Contributing Partner
Vent on a suction line (Intake for the head) will suck air and not draw water, or will draw very little water. Do you have a vent on the intake for your engine cooling? Path of least resistance is for air not water if you put a vent on this line. Close the seacock when not aboard and maintain your head so it does not leak when aboard.

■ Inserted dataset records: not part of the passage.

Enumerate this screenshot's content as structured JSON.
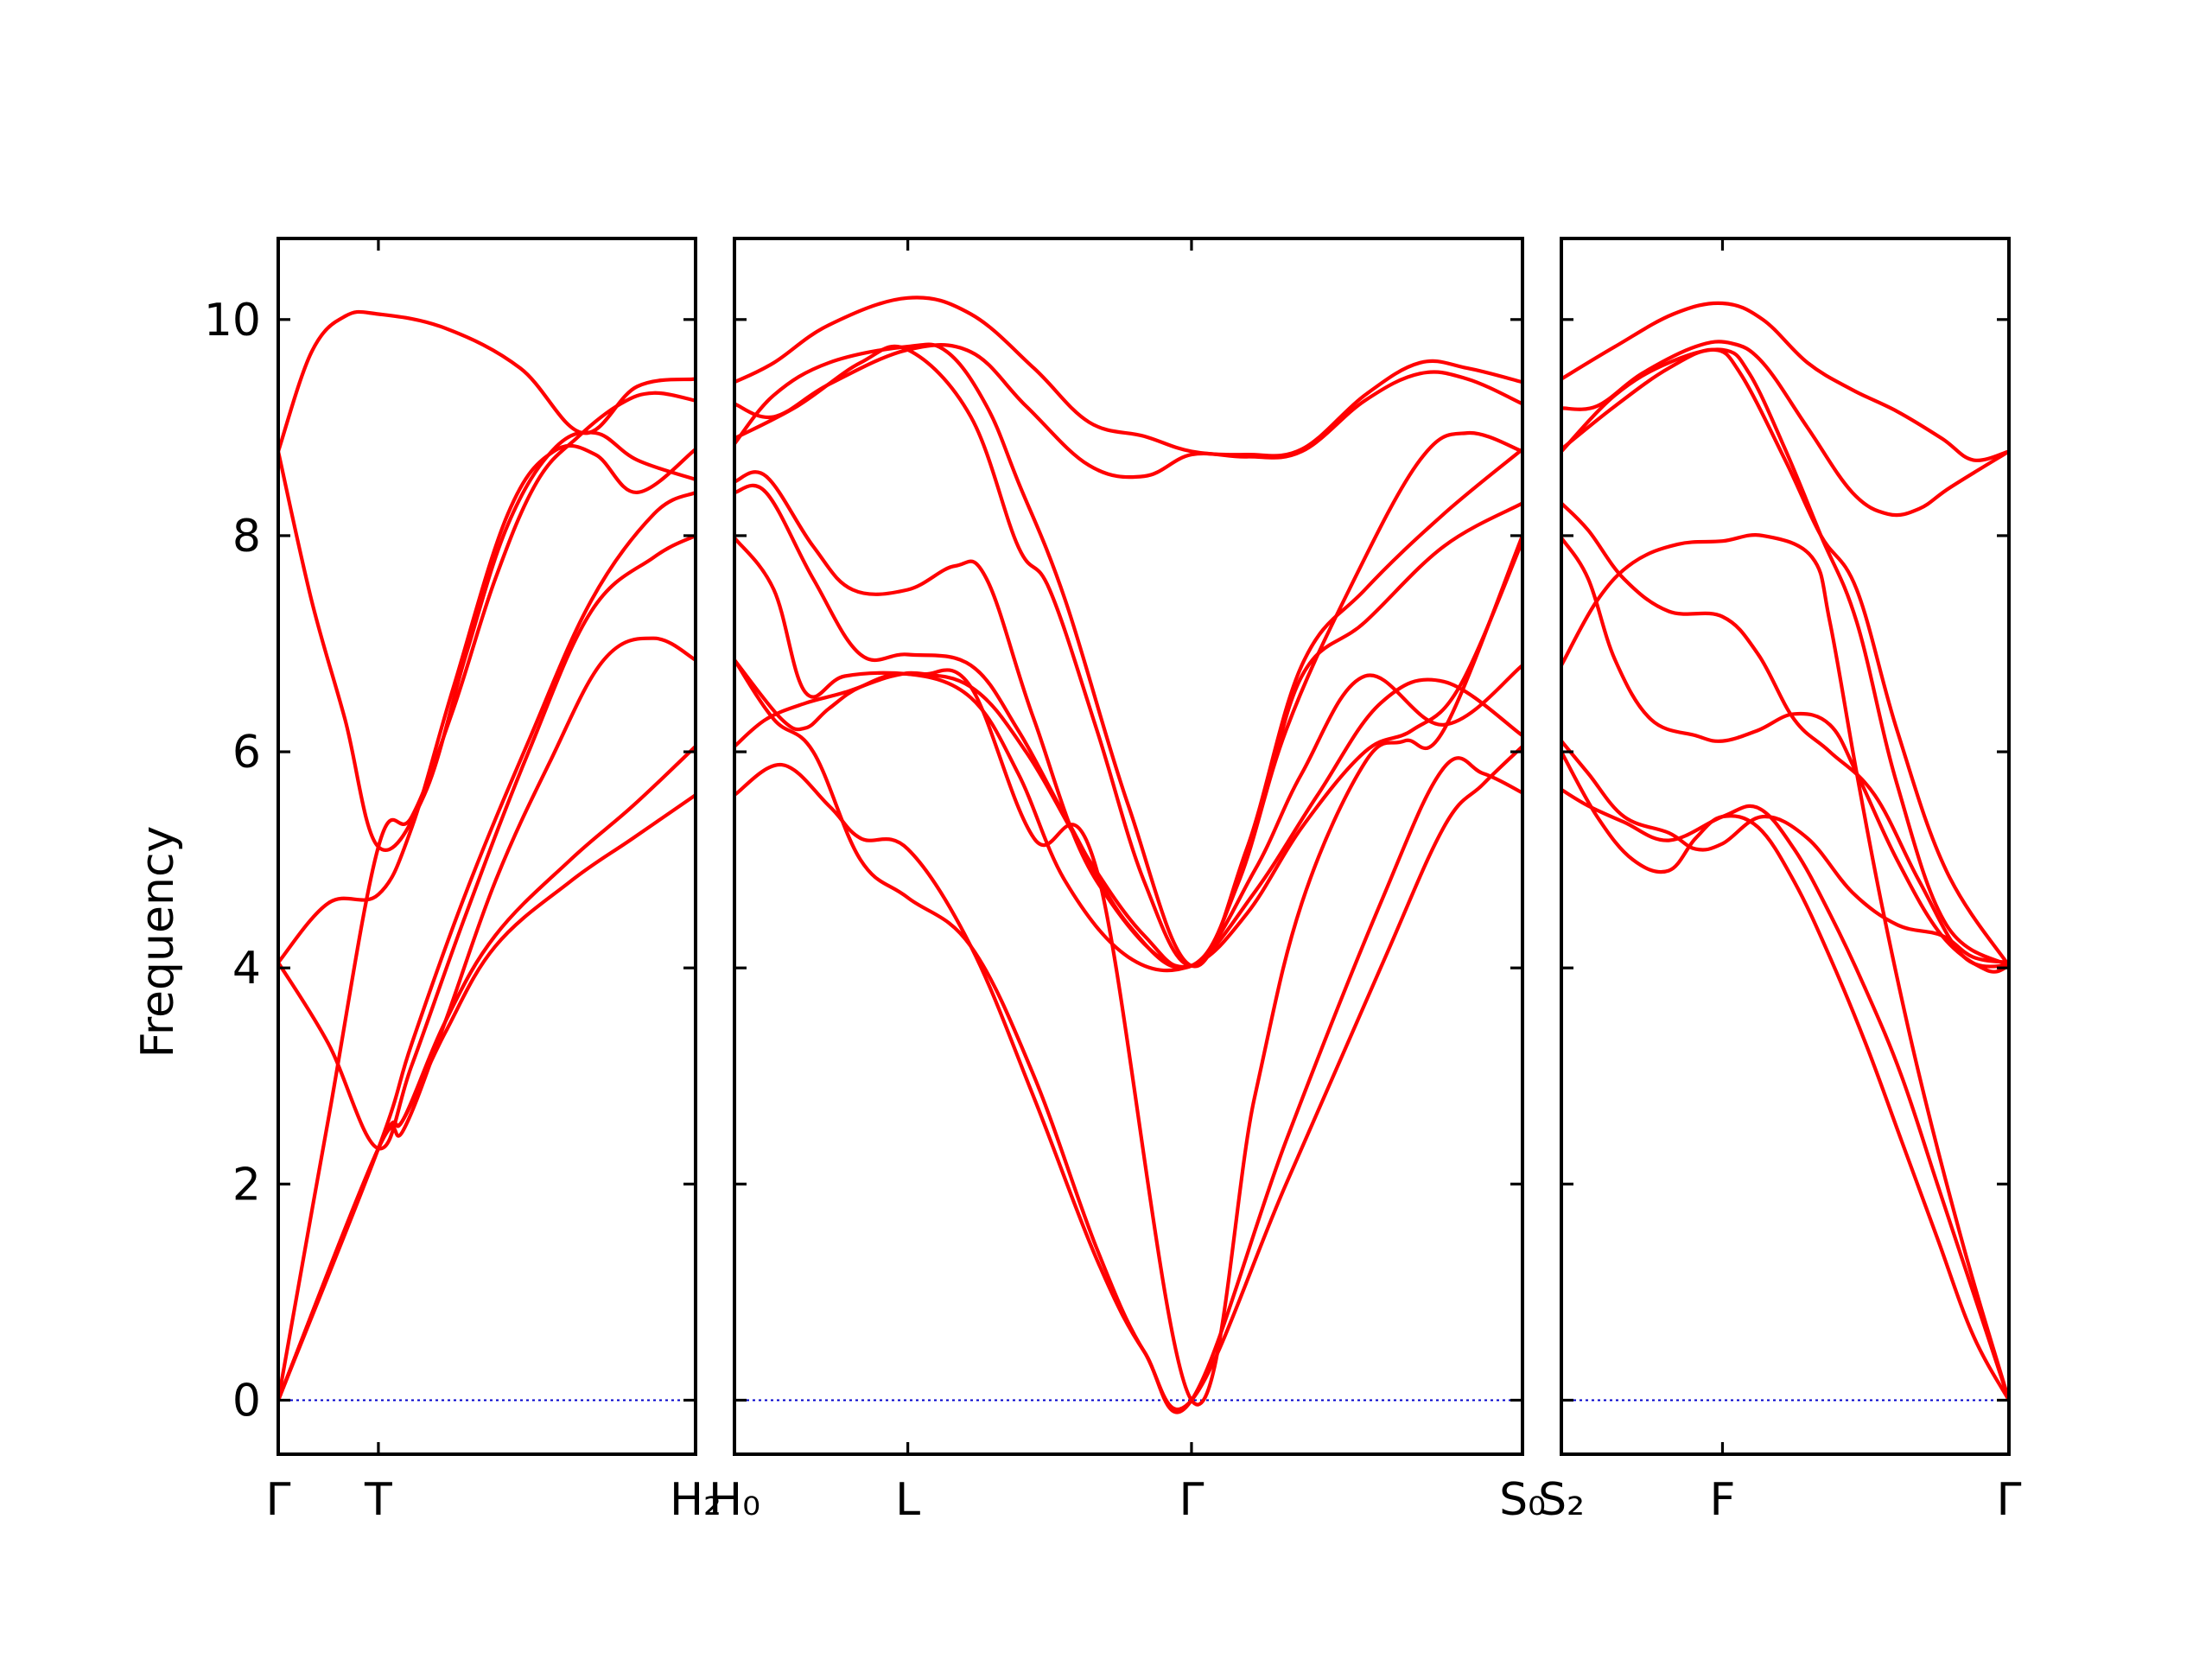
{
  "chart_data": {
    "type": "line",
    "title": "",
    "xlabel": "",
    "ylabel": "Frequency",
    "ylim": [
      -0.5,
      10.75
    ],
    "yticks": [
      0,
      2,
      4,
      6,
      8,
      10
    ],
    "grid": false,
    "legend": "none",
    "colors": {
      "bands": "#ff0000",
      "zero_line": "#0000cc",
      "axes": "#000000"
    },
    "panels": [
      {
        "xlim": [
          0,
          1
        ],
        "xticks": [
          {
            "x": 0,
            "label": "Γ"
          },
          {
            "x": 0.24,
            "label": "T"
          },
          {
            "x": 1,
            "label": "H₂"
          }
        ],
        "series": [
          {
            "x": [
              0,
              0.08,
              0.16,
              0.24,
              0.4,
              0.58,
              0.73,
              0.86,
              1.0
            ],
            "y": [
              8.78,
              9.7,
              10.03,
              10.05,
              9.92,
              9.55,
              8.95,
              9.38,
              9.45
            ]
          },
          {
            "x": [
              0,
              0.08,
              0.16,
              0.24,
              0.35,
              0.45,
              0.55,
              0.66,
              0.76,
              0.86,
              1.0
            ],
            "y": [
              8.78,
              7.4,
              6.3,
              5.12,
              5.6,
              6.9,
              8.1,
              8.8,
              8.95,
              8.7,
              8.52
            ]
          },
          {
            "x": [
              0,
              0.12,
              0.24,
              0.32,
              0.42,
              0.55,
              0.66,
              0.76,
              0.86,
              1.0
            ],
            "y": [
              4.05,
              4.6,
              4.68,
              5.3,
              6.6,
              8.2,
              8.78,
              8.75,
              8.4,
              8.8
            ]
          },
          {
            "x": [
              0,
              0.12,
              0.24,
              0.32,
              0.42,
              0.52,
              0.62,
              0.72,
              0.82,
              0.9,
              1.0
            ],
            "y": [
              0,
              2.6,
              5.12,
              5.4,
              6.4,
              7.6,
              8.5,
              8.92,
              9.22,
              9.32,
              9.25
            ]
          },
          {
            "x": [
              0,
              0.24,
              0.32,
              0.45,
              0.6,
              0.75,
              0.9,
              1.0
            ],
            "y": [
              0,
              2.33,
              3.3,
              4.7,
              6.1,
              7.4,
              8.2,
              8.4
            ]
          },
          {
            "x": [
              0,
              0.12,
              0.24,
              0.32,
              0.45,
              0.6,
              0.75,
              0.9,
              1.0
            ],
            "y": [
              4.05,
              3.3,
              2.33,
              3.1,
              4.5,
              6.0,
              7.3,
              7.8,
              8.0
            ]
          },
          {
            "x": [
              0,
              0.24,
              0.3,
              0.4,
              0.52,
              0.65,
              0.78,
              0.9,
              1.0
            ],
            "y": [
              0,
              2.33,
              2.5,
              3.5,
              4.8,
              5.9,
              6.85,
              7.05,
              6.85
            ]
          },
          {
            "x": [
              0,
              0.24,
              0.3,
              0.4,
              0.52,
              0.7,
              0.85,
              1.0
            ],
            "y": [
              0,
              2.33,
              2.6,
              3.5,
              4.3,
              5.0,
              5.5,
              6.05
            ]
          },
          {
            "x": [
              0,
              0.24,
              0.3,
              0.4,
              0.52,
              0.7,
              0.85,
              1.0
            ],
            "y": [
              0,
              2.33,
              2.6,
              3.4,
              4.2,
              4.8,
              5.2,
              5.6
            ]
          }
        ]
      },
      {
        "xlim": [
          0,
          1
        ],
        "xticks": [
          {
            "x": 0,
            "label": "H₀"
          },
          {
            "x": 0.22,
            "label": "L"
          },
          {
            "x": 0.58,
            "label": "Γ"
          },
          {
            "x": 1,
            "label": "S₀"
          }
        ],
        "series": [
          {
            "x": [
              0,
              0.05,
              0.12,
              0.22,
              0.3,
              0.38,
              0.45,
              0.52,
              0.58,
              0.65,
              0.72,
              0.8,
              0.87,
              0.93,
              1.0
            ],
            "y": [
              9.42,
              9.6,
              9.95,
              10.2,
              10.05,
              9.55,
              9.05,
              8.92,
              8.78,
              8.75,
              8.8,
              9.3,
              9.6,
              9.55,
              9.42
            ]
          },
          {
            "x": [
              0,
              0.05,
              0.12,
              0.22,
              0.3,
              0.37,
              0.45,
              0.52,
              0.58,
              0.65,
              0.72,
              0.8,
              0.87,
              0.93,
              1.0
            ],
            "y": [
              9.22,
              9.1,
              9.4,
              9.72,
              9.7,
              9.2,
              8.65,
              8.55,
              8.75,
              8.73,
              8.78,
              9.25,
              9.5,
              9.45,
              9.22
            ]
          },
          {
            "x": [
              0,
              0.08,
              0.16,
              0.22,
              0.3,
              0.36,
              0.4,
              0.46,
              0.52,
              0.58,
              0.64,
              0.7,
              0.78,
              0.87,
              0.93,
              1.0
            ],
            "y": [
              8.9,
              9.2,
              9.6,
              9.72,
              9.1,
              7.9,
              7.5,
              6.2,
              4.8,
              4.02,
              4.8,
              6.2,
              7.5,
              8.7,
              8.95,
              8.78
            ]
          },
          {
            "x": [
              0,
              0.05,
              0.12,
              0.22,
              0.27,
              0.32,
              0.36,
              0.42,
              0.5,
              0.58,
              0.65,
              0.72,
              0.8,
              0.9,
              1.0
            ],
            "y": [
              8.85,
              9.3,
              9.6,
              9.75,
              9.7,
              9.2,
              8.5,
              7.4,
              5.5,
              4.02,
              5.1,
              6.8,
              7.5,
              8.2,
              8.8
            ]
          },
          {
            "x": [
              0,
              0.04,
              0.1,
              0.15,
              0.22,
              0.28,
              0.32,
              0.38,
              0.46,
              0.58,
              0.66,
              0.72,
              0.8,
              0.9,
              1.0
            ],
            "y": [
              8.5,
              8.55,
              7.9,
              7.5,
              7.5,
              7.72,
              7.6,
              6.3,
              4.8,
              4.02,
              5.3,
              6.7,
              7.2,
              7.9,
              8.3
            ]
          },
          {
            "x": [
              0,
              0.04,
              0.1,
              0.16,
              0.22,
              0.3,
              0.36,
              0.42,
              0.5,
              0.58,
              0.66,
              0.72,
              0.8,
              0.9,
              1.0
            ],
            "y": [
              8.4,
              8.4,
              7.6,
              6.9,
              6.9,
              6.8,
              6.2,
              5.4,
              4.4,
              4.02,
              4.9,
              5.8,
              6.7,
              6.25,
              6.8
            ]
          },
          {
            "x": [
              0,
              0.05,
              0.09,
              0.14,
              0.22,
              0.3,
              0.37,
              0.45,
              0.52,
              0.58,
              0.66,
              0.74,
              0.82,
              0.9,
              1.0
            ],
            "y": [
              7.98,
              7.5,
              6.55,
              6.7,
              6.72,
              6.6,
              6.0,
              5.0,
              4.3,
              4.02,
              4.7,
              5.6,
              6.45,
              6.65,
              6.15
            ]
          },
          {
            "x": [
              0,
              0.06,
              0.09,
              0.12,
              0.16,
              0.22,
              0.3,
              0.36,
              0.42,
              0.5,
              0.58,
              0.65,
              0.72,
              0.8,
              0.86,
              0.92,
              1.0
            ],
            "y": [
              6.85,
              6.3,
              6.22,
              6.4,
              6.6,
              6.72,
              6.5,
              5.8,
              4.8,
              4.1,
              4.02,
              4.5,
              5.3,
              6.0,
              6.2,
              6.6,
              7.95
            ]
          },
          {
            "x": [
              0,
              0.04,
              0.09,
              0.14,
              0.2,
              0.24,
              0.3,
              0.38,
              0.46,
              0.58,
              0.66,
              0.72,
              0.8,
              0.85,
              0.9,
              1.0
            ],
            "y": [
              6.05,
              6.3,
              6.45,
              6.55,
              6.7,
              6.72,
              6.6,
              5.2,
              4.9,
              0,
              2.8,
              4.6,
              5.9,
              6.1,
              6.2,
              8.0
            ]
          },
          {
            "x": [
              0,
              0.06,
              0.12,
              0.16,
              0.22,
              0.3,
              0.38,
              0.46,
              0.52,
              0.58,
              0.7,
              0.82,
              0.9,
              0.95,
              1.0
            ],
            "y": [
              5.6,
              5.88,
              5.5,
              5.2,
              5.1,
              4.2,
              2.8,
              1.3,
              0.45,
              0,
              2.4,
              4.6,
              5.85,
              5.8,
              5.62
            ]
          },
          {
            "x": [
              0,
              0.05,
              0.1,
              0.16,
              0.22,
              0.3,
              0.38,
              0.46,
              0.52,
              0.58,
              0.7,
              0.82,
              0.9,
              0.95,
              1.0
            ],
            "y": [
              6.85,
              6.3,
              6.0,
              5.0,
              4.65,
              4.2,
              3.0,
              1.4,
              0.45,
              0,
              2.0,
              4.0,
              5.3,
              5.7,
              6.05
            ]
          }
        ]
      },
      {
        "xlim": [
          0,
          1
        ],
        "xticks": [
          {
            "x": 0,
            "label": "S₂"
          },
          {
            "x": 0.36,
            "label": "F"
          },
          {
            "x": 1,
            "label": "Γ"
          }
        ],
        "series": [
          {
            "x": [
              0,
              0.12,
              0.25,
              0.36,
              0.45,
              0.55,
              0.65,
              0.75,
              0.85,
              0.92,
              1.0
            ],
            "y": [
              9.45,
              9.75,
              10.05,
              10.15,
              10.0,
              9.6,
              9.35,
              9.15,
              8.9,
              8.7,
              8.78
            ]
          },
          {
            "x": [
              0,
              0.08,
              0.18,
              0.3,
              0.38,
              0.45,
              0.55,
              0.65,
              0.73,
              0.8,
              0.87,
              1.0
            ],
            "y": [
              9.18,
              9.2,
              9.5,
              9.75,
              9.78,
              9.6,
              9.0,
              8.4,
              8.2,
              8.25,
              8.45,
              8.78
            ]
          },
          {
            "x": [
              0,
              0.12,
              0.24,
              0.36,
              0.42,
              0.5,
              0.58,
              0.66,
              0.75,
              0.86,
              1.0
            ],
            "y": [
              8.78,
              9.3,
              9.6,
              9.72,
              9.5,
              8.8,
              8.0,
              7.2,
              5.7,
              4.4,
              4.02
            ]
          },
          {
            "x": [
              0,
              0.12,
              0.24,
              0.34,
              0.4,
              0.5,
              0.58,
              0.66,
              0.75,
              0.86,
              1.0
            ],
            "y": [
              8.8,
              9.2,
              9.55,
              9.72,
              9.5,
              8.7,
              8.0,
              7.5,
              6.2,
              4.9,
              4.02
            ]
          },
          {
            "x": [
              0,
              0.06,
              0.14,
              0.24,
              0.36,
              0.44,
              0.52,
              0.6,
              0.7,
              0.8,
              0.9,
              1.0
            ],
            "y": [
              8.3,
              8.05,
              7.6,
              7.3,
              7.25,
              6.9,
              6.3,
              6.0,
              5.6,
              4.8,
              4.1,
              4.02
            ]
          },
          {
            "x": [
              0,
              0.06,
              0.12,
              0.2,
              0.3,
              0.36,
              0.44,
              0.52,
              0.6,
              0.66,
              0.75,
              0.85,
              0.95,
              1.0
            ],
            "y": [
              7.98,
              7.6,
              6.85,
              6.3,
              6.15,
              6.1,
              6.2,
              6.35,
              6.25,
              5.8,
              5.0,
              4.3,
              3.98,
              4.02
            ]
          },
          {
            "x": [
              0,
              0.08,
              0.16,
              0.26,
              0.36,
              0.45,
              0.56,
              0.6,
              0.66,
              0.72,
              0.8,
              0.9,
              1.0
            ],
            "y": [
              6.8,
              7.4,
              7.75,
              7.92,
              7.95,
              8.0,
              7.8,
              7.2,
              5.8,
              4.5,
              3.0,
              1.4,
              0
            ]
          },
          {
            "x": [
              0,
              0.06,
              0.14,
              0.24,
              0.3,
              0.36,
              0.45,
              0.55,
              0.65,
              0.75,
              0.85,
              0.92,
              1.0
            ],
            "y": [
              6.1,
              5.8,
              5.4,
              5.25,
              5.1,
              5.15,
              5.4,
              5.2,
              4.7,
              4.4,
              4.3,
              4.1,
              4.05
            ]
          },
          {
            "x": [
              0,
              0.06,
              0.14,
              0.24,
              0.36,
              0.44,
              0.52,
              0.6,
              0.68,
              0.76,
              0.84,
              0.92,
              1.0
            ],
            "y": [
              5.65,
              5.5,
              5.35,
              5.18,
              5.4,
              5.48,
              5.1,
              4.5,
              3.8,
              3.0,
              2.0,
              1.0,
              0
            ]
          },
          {
            "x": [
              0,
              0.08,
              0.16,
              0.24,
              0.3,
              0.36,
              0.44,
              0.52,
              0.6,
              0.68,
              0.76,
              0.84,
              0.92,
              1.0
            ],
            "y": [
              6.0,
              5.4,
              5.0,
              4.9,
              5.2,
              5.4,
              5.3,
              4.8,
              4.1,
              3.3,
              2.4,
              1.5,
              0.6,
              0
            ]
          }
        ]
      }
    ]
  }
}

I have a big sign reminding folks to leave the head valve in the DRY setting when leaving the head. It does not leak and will not flood the boat unless someone leaves the valve on the head open. I still close the seacock also when not aboard.
 

Frank Langer

1984 Ericson 30+, Nanaimo, BC
Ted, my boat began to flood (though I caught it in time) due to a faulty intake valve in the head itself--no warning signs, and could only spot it when I actually took the head apart to inspect the valve. While most of us close seacocks on leaving the boat for longer periods, I would guess that many of us leave the seacocks open when we are down the dock at another boat for a drink in the evening, or to run a quick errand, etc. Even though I had the head valve on "dry", the fact that it was faulty was enough to find 2" of water on the head floor after being away only two hours. I now close the seacock every time I leave the boat, even for an hour, but I suspect many don't do so.
Frank.
 

Randy Rutledge

Sustaining Member
What do you think?

Would an ant siphon valve work to prevent this??? Fuel lines have them and the fuel pump will overcome the valve. The valve would have to overcome the head pressure from the depth under the water line or would it be a balance if the valve was at the top of a loop??? The head intake pump should overcome a reasonable amount of valve pressure.
 

Alex

Junior Member
Head Suction

The Head will not pull suction if there is a vent between seacock and pump, but a vented loop between head pump and bowl will prevent siphoning. The problem then is that the loop is in plain view, and unsightly.
-Alex
 

ted_reshetiloff

Contributing Partner
Alex has it here. The siphon breaker needs to be on the pressure side not the suction. I have never seen a siphon break valve on a fuel pump and would surmise you would have a lot of air in your fuel if you got any fuel at all. A simple test. Take a manual bilge pump INTAKE side and attach some hose with a siphon break. Try pumping water through this settup. You might get some but you will get mostly air.